Using your transactional data, you should be able to learn what patterns may exist among your existing customers.  Let’s say you have 20 products and the names and addresses who’ve purchased those products over the last 6 months.  You can segment your customers into product 1 buyers, product 2 buyers, and so forth.  You can then look at the demographic profile among all products.  Is the demographic profile of one product different than another product?  Do you find that people buying product 1 are older or more affluent than product buyer 2?  The data append process is very helpful in understanding your customers, and then finding more that look just like them.

Based on a better understanding of your customers, you should have a much clearer understanding of not only what your branding message should be, but also how to say it.  You may want to speak to segments of your customers a bit differently.                                                        

Branding should be consistent across all mediums, i.e., print, video, logo, signage, social media, business cards, website, and customer service.  It’s the consistent message that you can communicate thru all the clutter.  It’s vital that you invest the time into developing your brand message to your various audience segments, but also as it relates to your competitors.  Once established, delivering this brand message each time becomes much easier and more effective.           

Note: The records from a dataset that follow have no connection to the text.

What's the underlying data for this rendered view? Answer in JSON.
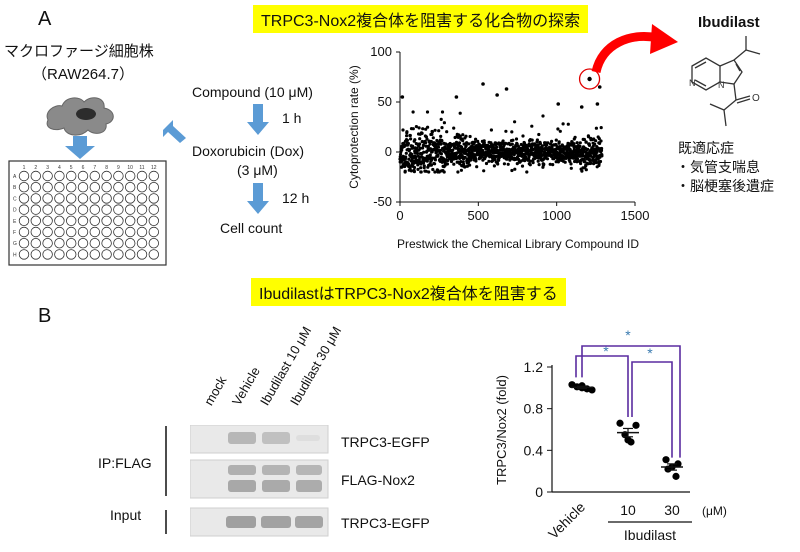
{
  "panel_a": {
    "label": "A",
    "banner": "TRPC3-Nox2複合体を阻害する化合物の探索",
    "cell_line": "マクロファージ細胞株",
    "cell_line_name": "（RAW264.7）",
    "plate_rows": [
      "A",
      "B",
      "C",
      "D",
      "E",
      "F",
      "G",
      "H"
    ],
    "plate_cols": [
      "1",
      "2",
      "3",
      "4",
      "5",
      "6",
      "7",
      "8",
      "9",
      "10",
      "11",
      "12"
    ],
    "steps": {
      "compound": "Compound (10 μM)",
      "time1": "1 h",
      "doxorubicin": "Doxorubicin (Dox)",
      "dox_conc": "(3 μM)",
      "time2": "12 h",
      "count": "Cell count"
    },
    "drug": {
      "name": "Ibudilast",
      "indications_title": "既適応症",
      "indications": [
        "・気管支喘息",
        "・脳梗塞後遺症"
      ]
    }
  },
  "panel_b": {
    "label": "B",
    "banner": "IbudilastはTRPC3-Nox2複合体を阻害する",
    "lanes": [
      "mock",
      "Vehicle",
      "Ibudilast 10 μM",
      "Ibudilast 30 μM"
    ],
    "ip_label": "IP:FLAG",
    "input_label": "Input",
    "bands": [
      "TRPC3-EGFP",
      "FLAG-Nox2",
      "TRPC3-EGFP"
    ],
    "ibudilast_label": "Ibudilast",
    "unit": "(μM)",
    "significance": [
      "*",
      "*",
      "*"
    ]
  },
  "chart_data": [
    {
      "type": "scatter",
      "title": "",
      "xlabel": "Prestwick the Chemical Library Compound ID",
      "ylabel": "Cytoprotection rate (%)",
      "xlim": [
        0,
        1500
      ],
      "ylim": [
        -50,
        100
      ],
      "xticks": [
        0,
        500,
        1000,
        1500
      ],
      "yticks": [
        -50,
        0,
        50,
        100
      ],
      "n_points_approx": 1280,
      "background_band_y": [
        -20,
        30
      ],
      "highlighted_points": [
        {
          "x": 1210,
          "y": 73,
          "label": "Ibudilast"
        }
      ],
      "notable_points": [
        {
          "x": 1275,
          "y": 65
        },
        {
          "x": 530,
          "y": 68
        },
        {
          "x": 680,
          "y": 63
        },
        {
          "x": 15,
          "y": 55
        },
        {
          "x": 360,
          "y": 55
        },
        {
          "x": 620,
          "y": 57
        },
        {
          "x": 1010,
          "y": 48
        },
        {
          "x": 1160,
          "y": 45
        },
        {
          "x": 1260,
          "y": 48
        }
      ],
      "grid": false,
      "highlight_color": "#e00000"
    },
    {
      "type": "scatter",
      "title": "",
      "xlabel": "",
      "ylabel": "TRPC3/Nox2 (fold)",
      "categories": [
        "Vehicle",
        "10",
        "30"
      ],
      "ylim": [
        0,
        1.2
      ],
      "yticks": [
        0,
        0.4,
        0.8,
        1.2
      ],
      "points": [
        [
          1.03,
          1.01,
          1.0,
          0.99,
          0.98,
          1.02
        ],
        [
          0.66,
          0.64,
          0.55,
          0.48,
          0.5
        ],
        [
          0.31,
          0.27,
          0.24,
          0.22,
          0.15
        ]
      ],
      "means": [
        1.005,
        0.57,
        0.24
      ],
      "sem": [
        0.01,
        0.04,
        0.03
      ],
      "grid": false
    }
  ]
}
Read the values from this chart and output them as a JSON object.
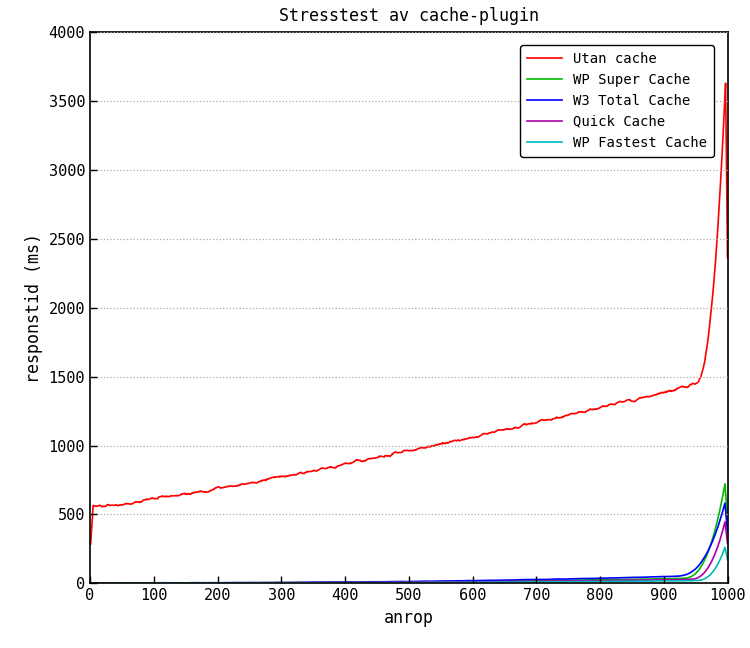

Because all businesses are different, we’ve listed below a number of helpful suggestions to building brand.  They are:

  • Establish yourself as the subject matter expert with the right content                                                     
  • Look for partnership opportunities since people like to do businesses with brands they can trust.  Finding businesses with similar but non-competitive audience with which to partner.                                      
  • Evoke emotion in your audience. Triggering an emotional response can affect the way we remember things.                                                 
  • One voice might be more nostalgic while another might cater to amusement, so align the website, visuals, message all together for a cohesive message.                                                                    
  • Build your social media presence since social media is all about connecting with the person, not what tribe they belong to.  Consider your audience age for the platform you use and use similar visual, color, language that matches your brand's voice in every post or caption.